Are you planning to add more plants? Can you explain how you want your final tank to look like? IT's much better than how I started off.


----------



## thinkgreen (Apr 2, 2004)

up close.. it looks pretty much full..

the empty space is between my plants is my focal point 

and the empty space is where my waterfall filter falls into.. so i cant plant anything tall.. because of the current..

the plants are pretty much an 1nch apart or so.. plus the stones takes space.. waiting for the penny worts? to matt the gravel.. i hope! :shock:

the think is, some of the leaves are turning yellow..  man! :twisted:

heres a another pic.. with my stingray pleco..


----------



## aquoi (Mar 21, 2004)

Yellowing leaves means a lack of Potassium.
Potassium is much needed by plants during initial setup when they are acclimatising to the new environment. 
In Takashi Amano's tanks, ADA Brighty K (Potassium and anti-chlorine) is used from the start of any tank before any other ferts are added.


----------



## thinkgreen (Apr 2, 2004)

ok.. ive been dosing my tank with "plant gro - iron enriched" and im reading on the analysis part of the bottle and it says...  crap! no K! damnit! :twisted: whats a good brand that you can suggest? ada brighty k? i dont think we have that here :? .. what other additives do i need?
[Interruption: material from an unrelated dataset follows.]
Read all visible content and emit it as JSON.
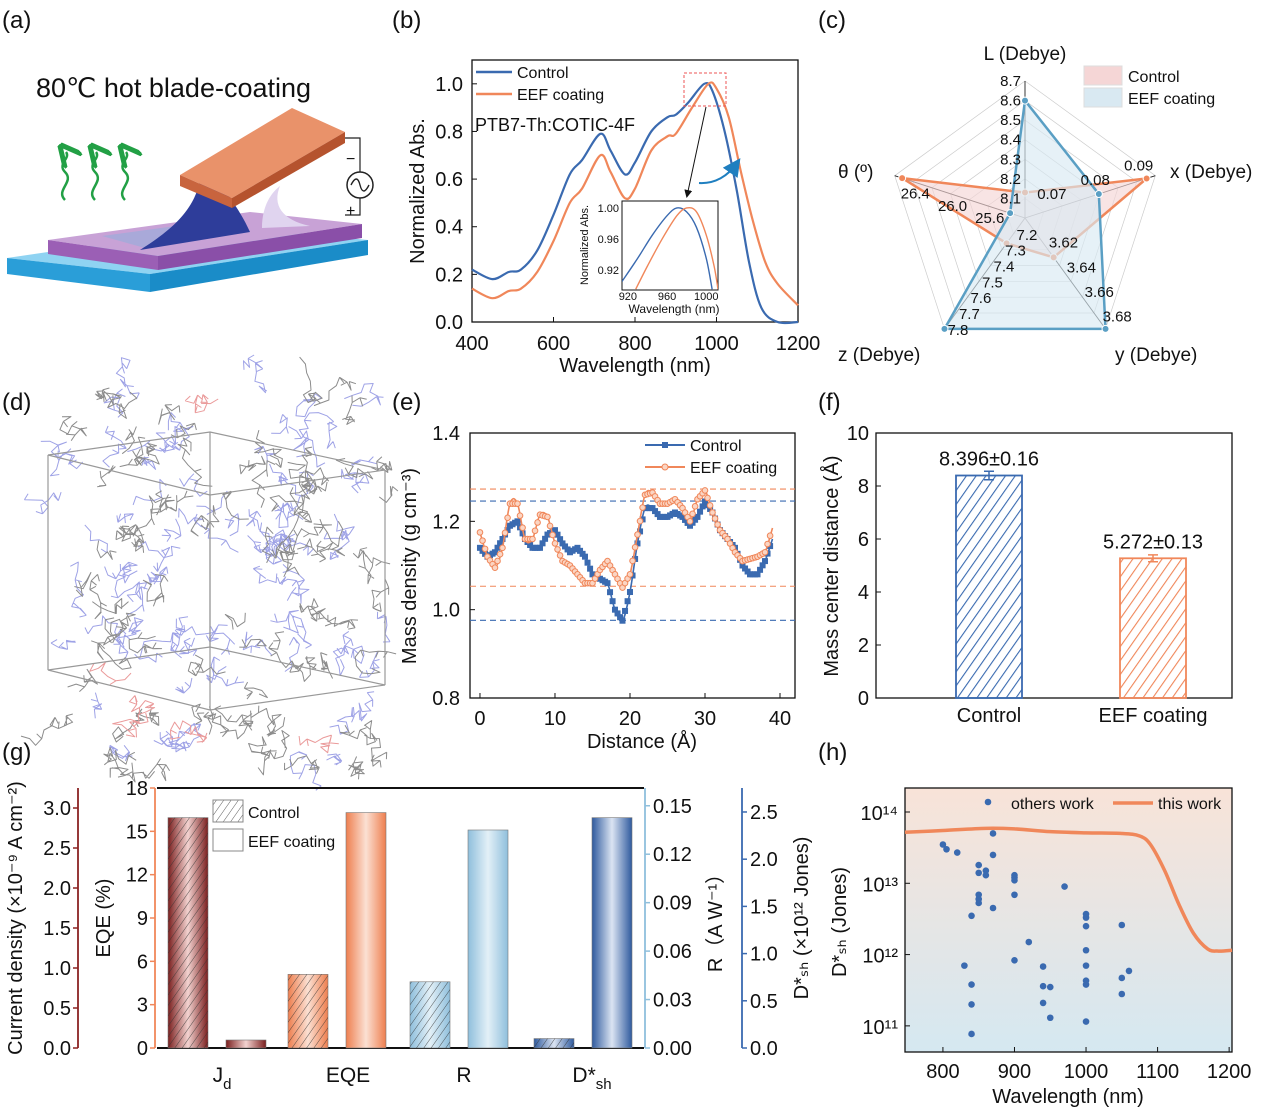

HELP! gonna get them tomorrow.. asap!

thanks aquoi!


----------



## aquoi (Mar 21, 2004)

Seachem Fluorish Potassium is one.
Or you can dose KNO3 if you need nitrates as well.


----------



## thinkgreen (Apr 2, 2004)

K on initial setup only? or supplement it too? how often?

thx again!


----------



## aquoi (Mar 21, 2004)

I don't dose K by itself. I'm dosing KNO3 and the K is provided as well, which is usually enough. I think little overdoses of K is harmless as it does not contribute to algae growth as much as N and P.
Just follow the instructions on the bottle of whatever brand you get.
Maybe the other members can give some advice as well.

K is used from the start to the end.


----------



## Sir_BlackhOle (Jan 25, 2004)

Here is some great info to maybe help you out with dosing your tanks. Ask any questions you like here. 

http://atlas.csd.net/~cgadd/aqua/index.htm

http://users.ev1.net/~spituch/Chemicals/chemicals.html


----------